Appointment of national officers and approval of treaties still must be decided. The Committee report provided that “the President, by and with the consent of the Senate, shall have power to make treaties, etc.” After a failed attempt to substitute “the House of Representatives” for “the Senate,” the Committee’s proposal passed nem. con. Nevertheless, other issues remained.  For example, should approval of treaties require a two-thirds vote? James Wilson answered “no.” A two-thirds requirement “puts it in the power of a minority to control the will of majority.” 

Madison went so far as to require that two thirds of the Senate ratify a treaty, but without the concurrence of the President. Pierce Butler agreed. “It is a necessary security against ambitious and corrupt Presidents,” he argued. But Madison’s motion failed 3 – 8. Wilson was also defeated, and the Convention voted in favor of requiring a two-thirds vote of the Senate for ratification of treaties.

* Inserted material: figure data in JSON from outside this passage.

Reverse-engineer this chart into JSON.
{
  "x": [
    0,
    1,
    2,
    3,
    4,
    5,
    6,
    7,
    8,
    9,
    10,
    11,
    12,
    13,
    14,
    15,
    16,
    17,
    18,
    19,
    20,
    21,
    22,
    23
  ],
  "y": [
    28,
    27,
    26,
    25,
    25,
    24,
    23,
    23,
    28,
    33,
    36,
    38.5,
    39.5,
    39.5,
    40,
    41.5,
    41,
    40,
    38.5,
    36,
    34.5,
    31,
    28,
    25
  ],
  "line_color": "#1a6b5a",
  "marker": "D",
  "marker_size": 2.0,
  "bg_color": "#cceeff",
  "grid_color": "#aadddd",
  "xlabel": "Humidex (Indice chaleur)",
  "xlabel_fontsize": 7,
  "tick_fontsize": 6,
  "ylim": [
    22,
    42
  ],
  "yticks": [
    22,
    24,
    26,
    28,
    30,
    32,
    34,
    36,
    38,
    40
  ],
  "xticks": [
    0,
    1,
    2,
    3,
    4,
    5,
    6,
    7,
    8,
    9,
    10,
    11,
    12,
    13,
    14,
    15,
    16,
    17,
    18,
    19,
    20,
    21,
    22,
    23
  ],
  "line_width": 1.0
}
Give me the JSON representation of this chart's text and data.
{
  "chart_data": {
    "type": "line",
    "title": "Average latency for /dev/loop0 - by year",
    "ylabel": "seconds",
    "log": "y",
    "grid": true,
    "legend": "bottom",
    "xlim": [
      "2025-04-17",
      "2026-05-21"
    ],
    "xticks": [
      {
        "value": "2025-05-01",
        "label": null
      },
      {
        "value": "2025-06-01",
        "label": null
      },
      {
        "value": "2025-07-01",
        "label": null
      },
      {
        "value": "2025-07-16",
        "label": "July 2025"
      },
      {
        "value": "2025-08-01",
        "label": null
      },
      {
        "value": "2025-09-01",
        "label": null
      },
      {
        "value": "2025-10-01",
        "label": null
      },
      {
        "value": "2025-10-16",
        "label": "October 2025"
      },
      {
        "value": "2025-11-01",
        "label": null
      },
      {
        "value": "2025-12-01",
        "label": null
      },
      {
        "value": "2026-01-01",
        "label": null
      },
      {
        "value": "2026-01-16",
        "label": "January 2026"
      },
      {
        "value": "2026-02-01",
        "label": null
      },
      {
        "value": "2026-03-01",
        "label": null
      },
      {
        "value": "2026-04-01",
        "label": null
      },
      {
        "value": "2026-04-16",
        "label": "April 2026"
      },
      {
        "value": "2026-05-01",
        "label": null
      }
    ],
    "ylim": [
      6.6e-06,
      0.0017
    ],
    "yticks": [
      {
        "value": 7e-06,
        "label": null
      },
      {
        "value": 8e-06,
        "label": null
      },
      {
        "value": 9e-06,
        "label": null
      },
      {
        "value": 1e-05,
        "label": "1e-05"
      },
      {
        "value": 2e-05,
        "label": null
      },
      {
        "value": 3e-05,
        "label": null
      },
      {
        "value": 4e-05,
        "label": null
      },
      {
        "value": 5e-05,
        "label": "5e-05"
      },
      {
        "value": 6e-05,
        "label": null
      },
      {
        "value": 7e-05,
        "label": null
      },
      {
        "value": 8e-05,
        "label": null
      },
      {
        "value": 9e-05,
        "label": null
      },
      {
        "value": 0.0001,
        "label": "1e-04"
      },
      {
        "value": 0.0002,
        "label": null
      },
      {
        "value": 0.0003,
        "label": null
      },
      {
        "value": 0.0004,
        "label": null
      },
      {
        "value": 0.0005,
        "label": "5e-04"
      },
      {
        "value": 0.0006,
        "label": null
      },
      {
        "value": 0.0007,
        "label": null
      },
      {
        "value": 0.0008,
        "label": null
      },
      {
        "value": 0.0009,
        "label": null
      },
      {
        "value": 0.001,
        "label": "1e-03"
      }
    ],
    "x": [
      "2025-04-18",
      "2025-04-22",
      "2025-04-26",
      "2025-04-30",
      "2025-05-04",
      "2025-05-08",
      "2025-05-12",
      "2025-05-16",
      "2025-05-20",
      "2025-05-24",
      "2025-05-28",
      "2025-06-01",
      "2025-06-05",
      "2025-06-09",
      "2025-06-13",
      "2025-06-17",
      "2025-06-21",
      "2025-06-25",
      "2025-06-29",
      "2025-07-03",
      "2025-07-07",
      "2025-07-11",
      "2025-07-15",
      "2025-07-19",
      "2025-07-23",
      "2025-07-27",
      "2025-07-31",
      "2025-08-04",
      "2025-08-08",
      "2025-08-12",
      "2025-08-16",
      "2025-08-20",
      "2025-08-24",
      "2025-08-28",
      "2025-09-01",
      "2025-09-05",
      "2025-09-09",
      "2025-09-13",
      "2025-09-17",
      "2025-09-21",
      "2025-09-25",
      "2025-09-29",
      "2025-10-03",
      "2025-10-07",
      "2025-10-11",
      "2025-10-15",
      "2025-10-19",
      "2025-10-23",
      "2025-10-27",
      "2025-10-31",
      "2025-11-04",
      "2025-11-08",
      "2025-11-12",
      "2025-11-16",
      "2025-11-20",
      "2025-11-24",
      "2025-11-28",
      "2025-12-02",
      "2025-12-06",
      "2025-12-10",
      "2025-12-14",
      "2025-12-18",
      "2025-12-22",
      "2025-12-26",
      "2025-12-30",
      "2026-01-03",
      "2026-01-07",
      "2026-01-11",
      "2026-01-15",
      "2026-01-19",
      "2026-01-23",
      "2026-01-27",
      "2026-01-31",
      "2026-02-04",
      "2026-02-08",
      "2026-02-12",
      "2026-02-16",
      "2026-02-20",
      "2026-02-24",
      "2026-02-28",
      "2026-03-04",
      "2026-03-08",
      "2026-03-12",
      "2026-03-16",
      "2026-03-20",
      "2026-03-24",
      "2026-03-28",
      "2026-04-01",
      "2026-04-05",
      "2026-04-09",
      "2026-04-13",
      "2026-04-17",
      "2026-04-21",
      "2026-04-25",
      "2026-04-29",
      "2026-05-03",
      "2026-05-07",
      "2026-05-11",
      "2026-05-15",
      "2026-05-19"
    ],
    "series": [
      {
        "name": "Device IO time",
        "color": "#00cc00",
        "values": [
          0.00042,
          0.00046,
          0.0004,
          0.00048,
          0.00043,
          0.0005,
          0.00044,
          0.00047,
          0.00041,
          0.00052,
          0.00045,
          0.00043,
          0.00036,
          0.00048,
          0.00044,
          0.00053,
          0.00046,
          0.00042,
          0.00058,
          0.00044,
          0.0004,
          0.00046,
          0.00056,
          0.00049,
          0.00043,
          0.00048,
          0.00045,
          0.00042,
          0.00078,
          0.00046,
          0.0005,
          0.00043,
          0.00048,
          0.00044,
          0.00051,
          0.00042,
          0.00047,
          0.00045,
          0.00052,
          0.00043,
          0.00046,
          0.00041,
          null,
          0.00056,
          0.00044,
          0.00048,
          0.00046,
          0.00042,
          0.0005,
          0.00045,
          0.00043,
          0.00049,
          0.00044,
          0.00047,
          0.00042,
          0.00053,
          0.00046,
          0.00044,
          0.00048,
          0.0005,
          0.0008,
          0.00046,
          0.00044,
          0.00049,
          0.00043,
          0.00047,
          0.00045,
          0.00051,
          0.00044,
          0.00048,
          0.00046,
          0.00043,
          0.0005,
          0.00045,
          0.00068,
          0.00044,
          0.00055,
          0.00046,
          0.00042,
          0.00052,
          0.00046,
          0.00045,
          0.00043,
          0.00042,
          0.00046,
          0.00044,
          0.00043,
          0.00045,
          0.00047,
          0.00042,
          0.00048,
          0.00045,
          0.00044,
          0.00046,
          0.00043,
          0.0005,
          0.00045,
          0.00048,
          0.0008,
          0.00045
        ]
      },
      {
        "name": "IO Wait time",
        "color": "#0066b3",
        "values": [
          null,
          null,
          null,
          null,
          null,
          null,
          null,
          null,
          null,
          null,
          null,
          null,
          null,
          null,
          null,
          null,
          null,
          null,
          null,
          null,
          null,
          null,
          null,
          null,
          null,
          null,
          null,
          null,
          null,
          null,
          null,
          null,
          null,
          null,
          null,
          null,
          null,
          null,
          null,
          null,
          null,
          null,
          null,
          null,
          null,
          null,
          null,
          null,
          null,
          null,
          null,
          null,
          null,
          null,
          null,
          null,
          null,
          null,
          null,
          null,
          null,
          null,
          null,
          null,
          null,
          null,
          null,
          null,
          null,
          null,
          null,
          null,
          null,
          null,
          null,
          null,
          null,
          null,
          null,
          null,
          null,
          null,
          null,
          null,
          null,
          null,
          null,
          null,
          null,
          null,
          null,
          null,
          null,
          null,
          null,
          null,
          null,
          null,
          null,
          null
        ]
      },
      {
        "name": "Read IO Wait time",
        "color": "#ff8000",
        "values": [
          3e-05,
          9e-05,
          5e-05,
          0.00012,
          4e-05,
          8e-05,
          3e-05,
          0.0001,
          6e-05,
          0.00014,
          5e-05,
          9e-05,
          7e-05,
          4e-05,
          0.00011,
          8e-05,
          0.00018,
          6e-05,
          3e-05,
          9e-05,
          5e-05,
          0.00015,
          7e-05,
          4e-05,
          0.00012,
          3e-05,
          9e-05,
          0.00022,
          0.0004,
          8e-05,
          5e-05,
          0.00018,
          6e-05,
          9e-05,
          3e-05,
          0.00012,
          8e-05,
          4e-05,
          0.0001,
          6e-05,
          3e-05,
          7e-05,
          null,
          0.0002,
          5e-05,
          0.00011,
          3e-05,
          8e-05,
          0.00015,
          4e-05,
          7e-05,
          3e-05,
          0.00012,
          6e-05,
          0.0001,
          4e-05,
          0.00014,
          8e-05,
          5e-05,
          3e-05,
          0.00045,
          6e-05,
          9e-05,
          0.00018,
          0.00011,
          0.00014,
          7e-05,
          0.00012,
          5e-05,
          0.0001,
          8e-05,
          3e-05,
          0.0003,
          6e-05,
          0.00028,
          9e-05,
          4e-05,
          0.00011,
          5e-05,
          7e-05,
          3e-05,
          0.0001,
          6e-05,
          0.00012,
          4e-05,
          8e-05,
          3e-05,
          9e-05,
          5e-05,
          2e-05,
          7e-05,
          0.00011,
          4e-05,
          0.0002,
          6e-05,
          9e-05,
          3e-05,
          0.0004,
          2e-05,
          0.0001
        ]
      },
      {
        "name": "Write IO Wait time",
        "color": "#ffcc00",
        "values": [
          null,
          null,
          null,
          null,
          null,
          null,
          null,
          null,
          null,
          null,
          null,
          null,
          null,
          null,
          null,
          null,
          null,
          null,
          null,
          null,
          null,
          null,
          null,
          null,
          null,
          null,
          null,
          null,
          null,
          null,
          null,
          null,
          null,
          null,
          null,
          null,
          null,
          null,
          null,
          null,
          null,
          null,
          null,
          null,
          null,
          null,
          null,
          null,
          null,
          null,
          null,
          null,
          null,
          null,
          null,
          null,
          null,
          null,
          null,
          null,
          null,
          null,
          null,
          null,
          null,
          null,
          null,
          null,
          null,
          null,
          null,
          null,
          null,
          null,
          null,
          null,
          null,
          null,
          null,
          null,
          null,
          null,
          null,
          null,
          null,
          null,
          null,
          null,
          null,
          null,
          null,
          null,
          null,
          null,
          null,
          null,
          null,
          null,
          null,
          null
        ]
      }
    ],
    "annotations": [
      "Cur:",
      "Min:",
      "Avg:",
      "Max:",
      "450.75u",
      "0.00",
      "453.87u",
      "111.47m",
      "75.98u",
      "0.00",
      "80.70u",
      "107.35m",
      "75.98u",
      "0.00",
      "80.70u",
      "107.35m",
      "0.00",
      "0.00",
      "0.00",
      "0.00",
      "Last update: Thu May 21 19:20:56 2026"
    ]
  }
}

James Madison then proposed that the two-thirds requirement not be applied to “treaties of peace.” His motion was readily adopted, but his proposal that such treaties be made without the concurrence of the President met with stiff resistance. Madison was concerned that “the President would necessarily derive so much power and importance from a state of war that he might be tempted, if authorized, to impede a treaty of peace.” His motion failed 3 – 8.

After further debate, the Committee’s proposal that the President “nominate and appoint ambassadors,” with the advice and consent of the Senate, was agreed to, although some delegates continued to assert it improperly mixes the executive and legislative branches. Morris, on the other hand, sees security in the proposition. “As the President is to nominate, there would be responsibility, and as the Senate is to concur, there would be security.”  

The Convention has made significant progress, if not unanimity, deliberating the recommendations from David Brearley’s Committee on Postponed Parts. Brearley seldom addresses the Convention on the floor, but he has deftly guided the Committee’s negotiations with experience and a calm judicial temperament that fosters compromise and conciliation. Their work has hastened the conclusion of the Convention’s work.